Il m’a accueilli d’un « salut ». Sa robe de chambre était grande ouverte. Je pouvais voir sa putain de poche de stomie. « Dis-moi, a-t-il repris pendant que je sortais les gâteaux, tu vois quelqu’un en ce moment ?

– Ça se pourrait, mais je veux pas me porter la poisse, lui ai-je répondu. Je veux pas en parler.

– Tu me fais le coup à chaque fois. »

On s’est assis dans les fauteuils. J’ai mangé le cheesecake et mon oncle a pris le gâteau aux carottes. On a regardé la fin d’un film qui s’appelle L’Amour à tout prix. Puis mon oncle a vidé sa poche de stomie pendant que j’expédiais le cheesecake au fond des toilettes. Ensuite, j’ai mis mon linge dans la machine. J’ai bu du café et je suis retourné aux toilettes pour vomir encore un peu. Après ça, j’ai pris le rasoir de mon oncle pour me raser les poils des doigts. Je les ai montrés à mon oncle.

Il m’a dit : « Quelqu’un devrait me masser les pieds avec ces mains, mais pas toi. »

Je me suis assis, j’ai humé l’air et allumé une cigarette.

« Je me sens toujours pas bien. Et je suis fauché.

– Je ne te donnerai pas d’argent, m’a-t-il répondu. Mais si tu tonds le gazon, je te dédommagerai pour ton temps.

– Combien de temps ?

– L’équivalent de 20 dollars.

– J’étudie ta proposition et je reviens vers toi », lui ai-je dit. Mon oncle aimait bien ce genre de formules officielles.

– J’attends ton retour », a-t-il répondu. Il a passé la main sous sa robe de chambre et a tripoté sa poche. J’ai levé les yeux au ciel. On a regardé New York, police judiciaire, puis le talk-show d’Oprah Winfrey et Des jours et des vies.

J’ai tondu le gazon.

J’avais déjà eu des rendez-vous amoureux. Il ne s’était jamais rien passé de spectaculaire. Une des filles avec qui j’étais sorti avait été nonne, plus jeune. Je l’aimais bien, mais elle ne parlait que d’elle. J’avais l’impression qu’elle attendait que quelque chose s’éclaire sur mon visage, et ça n’est jamais arrivé.

« Je suis pas un personnage de série télé, lui ai-je expliqué. Je veux juste te voir nue, puis reconsidérer la situation. »

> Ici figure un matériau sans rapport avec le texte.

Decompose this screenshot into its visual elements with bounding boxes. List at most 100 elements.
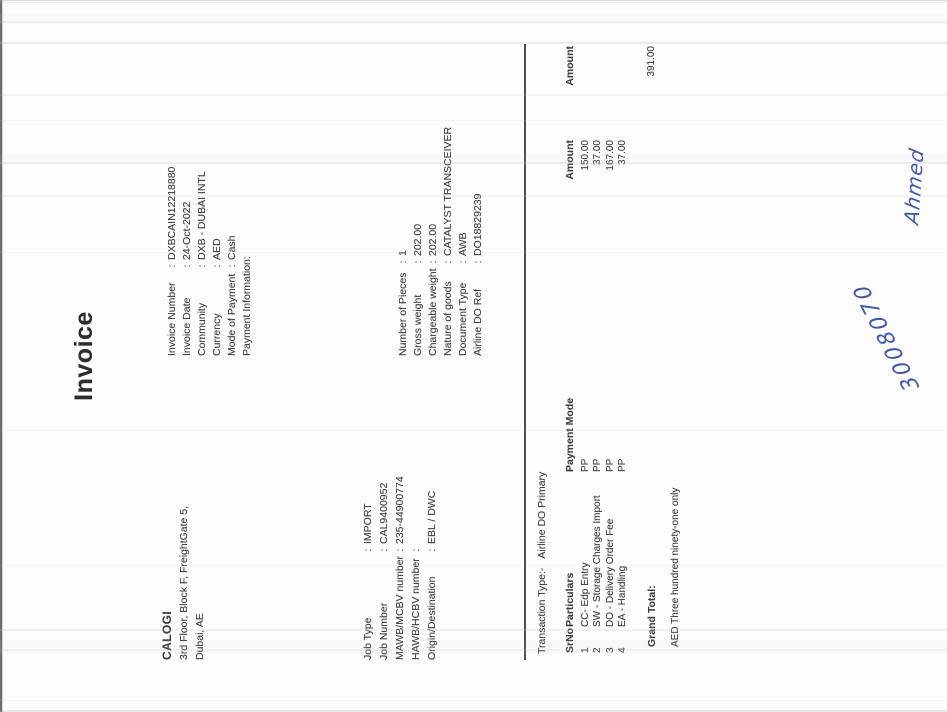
cell-amount: 37.00 <box>592 140 604 166</box>
field-separator: : <box>378 548 390 552</box>
field-separator: : <box>397 260 409 264</box>
field-airline-do-ref: Airline DO Ref: DO18829239 <box>472 127 487 356</box>
field-value: 24-Oct-2022 <box>181 201 193 260</box>
field-value: 1 <box>397 250 409 256</box>
header-srno: SrNo <box>564 627 576 653</box>
field-label: Community <box>196 302 208 356</box>
field-value: AED <box>211 238 223 260</box>
field-value: DO18829239 <box>472 193 484 256</box>
header-amount: Amount <box>564 140 576 180</box>
shipment-details-block: Number of Pieces:1 Gross weight:202.00 C… <box>397 127 487 356</box>
cell-particulars: EA - Handling <box>617 565 629 627</box>
field-separator: : <box>426 548 438 552</box>
table-row: 3 DO - Delivery Order Fee PP 167.00 <box>605 44 617 660</box>
field-value: CAL9400952 <box>378 482 390 544</box>
seller-block: CALOGI 3rd Floor, Block F, FreightGate 5… <box>158 506 208 660</box>
grand-total-label: Grand Total: <box>646 585 658 647</box>
field-community: Community: DXB - DUBAI INTL <box>196 167 211 356</box>
field-separator: : <box>196 264 208 268</box>
field-separator: : <box>394 548 406 552</box>
field-nature-of-goods: Nature of goods: CATALYST TRANSCEIVER <box>442 127 457 356</box>
cell-particulars: CC- Edp Entry <box>580 562 591 627</box>
cell-particulars: SW - Storage Charges Import <box>592 495 604 627</box>
field-value: Cash <box>226 235 238 260</box>
field-label: Number of Pieces <box>397 272 409 356</box>
cell-payment-mode: PP <box>580 458 591 472</box>
charges-header-row: SrNo Particulars Payment Mode Amount Amo… <box>564 44 580 660</box>
page-title: Invoice <box>70 311 98 401</box>
field-label: Payment Information: <box>241 256 253 356</box>
field-separator: : <box>442 260 454 264</box>
field-job-type: Job Type: IMPORT <box>362 476 378 660</box>
table-top-rule <box>524 44 526 660</box>
job-details-block: Job Type: IMPORT Job Number: CAL9400952 MA… <box>362 476 442 660</box>
field-number-of-pieces: Number of Pieces: 1 <box>397 127 412 356</box>
table-row: 4 EA - Handling PP 37.00 <box>617 44 629 660</box>
transaction-type-label: Transaction Type:- <box>536 567 548 654</box>
cell-payment-mode: PP <box>592 458 604 472</box>
field-label: Mode of Payment <box>226 273 238 356</box>
handwritten-reference-number: 3008070 <box>847 278 926 395</box>
field-currency: Currency: AED <box>211 167 226 356</box>
field-label: Invoice Number <box>166 282 178 356</box>
field-label: Job Type <box>362 617 374 660</box>
field-value: AWB <box>457 232 469 256</box>
cell-amount: 37.00 <box>617 140 629 166</box>
field-mode-of-payment: Mode of Payment: Cash <box>226 167 241 356</box>
field-label: Document Type <box>457 282 469 356</box>
field-separator: : <box>410 548 422 552</box>
field-gross-weight: Gross weight: 202.00 <box>412 127 427 356</box>
field-label: Airline DO Ref <box>472 288 484 356</box>
seller-address-line2: Dubai, AE <box>194 613 206 660</box>
field-label: Invoice Date <box>181 297 193 356</box>
table-row: 2 SW - Storage Charges Import PP 37.00 <box>592 44 604 660</box>
field-document-type: Document Type: AWB <box>457 127 472 356</box>
field-invoice-number: Invoice Number: DXBCAIN12218880 <box>166 167 181 356</box>
field-label: Currency <box>211 313 223 356</box>
handwritten-signature-name: Ahmed <box>899 145 929 227</box>
amount-in-words: AED Three hundred ninety-one only <box>670 487 681 647</box>
field-label: HAWB/HCBV number <box>410 558 422 660</box>
field-separator: : <box>211 264 223 268</box>
field-hawb-number: HAWB/HCBV number: <box>410 476 426 660</box>
field-separator: : <box>457 260 469 264</box>
grand-total-row: Grand Total: 391.00 <box>646 44 660 660</box>
field-separator: : <box>226 264 238 268</box>
field-chargeable-weight: Chargeable weight: 202.00 <box>427 127 442 356</box>
grand-total-amount: 391.00 <box>646 46 657 77</box>
transaction-type-line: Transaction Type:- Airline DO Primary <box>536 472 548 654</box>
field-mawb-number: MAWB/MCBV number: 235-44900774 <box>394 476 410 660</box>
field-separator: : <box>362 548 374 552</box>
transaction-type-value: Airline DO Primary <box>536 471 548 559</box>
field-value: 235-44900774 <box>394 476 406 544</box>
field-separator: : <box>412 260 424 264</box>
field-origin-destination: Origin/Destination: EBL / DWC <box>426 476 442 660</box>
field-label: Gross weight <box>412 294 424 356</box>
header-amount-total: Amount <box>564 46 576 86</box>
invoice-meta-block: Invoice Number: DXBCAIN12218880 Invoice D… <box>166 167 256 356</box>
field-job-number: Job Number: CAL9400952 <box>378 476 394 660</box>
field-invoice-date: Invoice Date: 24-Oct-2022 <box>181 167 196 356</box>
field-value: IMPORT <box>362 503 374 544</box>
seller-address-line1: 3rd Floor, Block F, FreightGate 5, <box>178 505 190 660</box>
field-value: DXBCAIN12218880 <box>166 166 178 260</box>
field-separator: : <box>472 260 484 264</box>
cell-srno: 4 <box>617 647 629 653</box>
header-payment-mode: Payment Mode <box>564 397 576 472</box>
field-value: DXB - DUBAI INTL <box>196 171 208 260</box>
cell-payment-mode: PP <box>604 458 616 472</box>
seller-name: CALOGI <box>160 610 174 660</box>
charges-table: SrNo Particulars Payment Mode Amount Amo… <box>564 44 630 660</box>
field-separator: : <box>166 264 178 268</box>
cell-srno: 2 <box>592 647 604 653</box>
cell-srno: 3 <box>604 647 616 653</box>
cell-particulars: DO - Delivery Order Fee <box>604 518 616 627</box>
field-label: Origin/Destination <box>426 576 438 660</box>
field-value: 202.00 <box>412 223 424 256</box>
table-row: 1 CC- Edp Entry PP 150.00 <box>580 44 592 660</box>
field-value: CATALYST TRANSCEIVER <box>442 126 454 256</box>
field-payment-information: Payment Information: <box>241 167 256 356</box>
cell-payment-mode: PP <box>617 458 629 472</box>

Elle m’a suivi aux toilettes. On était à Century City, dans un bistro asiatique. Les toilettes étaient en béton ciré, l’éclairage froid et tamisé. Elle s’est dévoilée, une moitié après l’autre. Elle a d’abord enlevé le haut pour le remettre juste après. Ensuite la jupe, descendue et remontée. On s’est fréquentés quelques semaines – juste du flirt appuyé, pas de pénétration. J’ai fini par lui mentir, par lui dire que j’avais contracté la maladie des griffes du chat à cause de la chatte d’un voisin et que j’avais besoin de passer du temps seul pour m’en remettre.

Elle a cessé de m’appeler.

Je suis allé voir une prostituée une fois. Je l’ai trouvée assise sur un muret devant le Super 8, près de Little Armenia. Elle transportait ses affaires dans un sac en plastique transparent : une petite trousse à maquillage, une paire de baskets, deux bananes et une fleur en plastique.

« De quoi j’ai l’air ? lui ai-je demandé dans la chambre de motel. Qu’est-ce que je sens ?

– Tu sens le parfum d’intérieur, a-t-elle dit. Tu sens rien.

– Super, ai-je dit en enlevant mon tee-shirt. Est-ce que je suis gros ? »

Elle a plissé les yeux :

« T’es pas maigre, t’es pas gros », a-t-elle dit. Sa manière de pointer du doigt me rappelait mon proviseur du lycée.

« Est-ce que mon visage a l’air empâté ? lui ai-je encore demandé.

– Comment ça ? »

Elle a sorti une banane de son sac plastique et s’est ingéniée à la peler.

« Tu vois mes boutons, d’ici ? » Elle était assise sur le couvre-lit pelucheux. Je me suis placé devant la fenêtre.

« Ouais, tout le monde les verrait », a-t-elle déclaré.

J’ai reculé de quelques pas dans l’ombre.

« Et maintenant ?

– Je les vois toujours », a-t-elle répondu.

J’ai baissé les stores et je lui ai reposé la question. Elle a hoché la tête.

Ensuite, je me suis assis à côté d’elle et j’ai écarté les mains sur le lit.

Je lui ai demandé : « Qu’est-ce que tu penses de ça ? »

Jamais personne ne me donnait la réponse que je souhaitais : « Oh, elles sont trop belles. »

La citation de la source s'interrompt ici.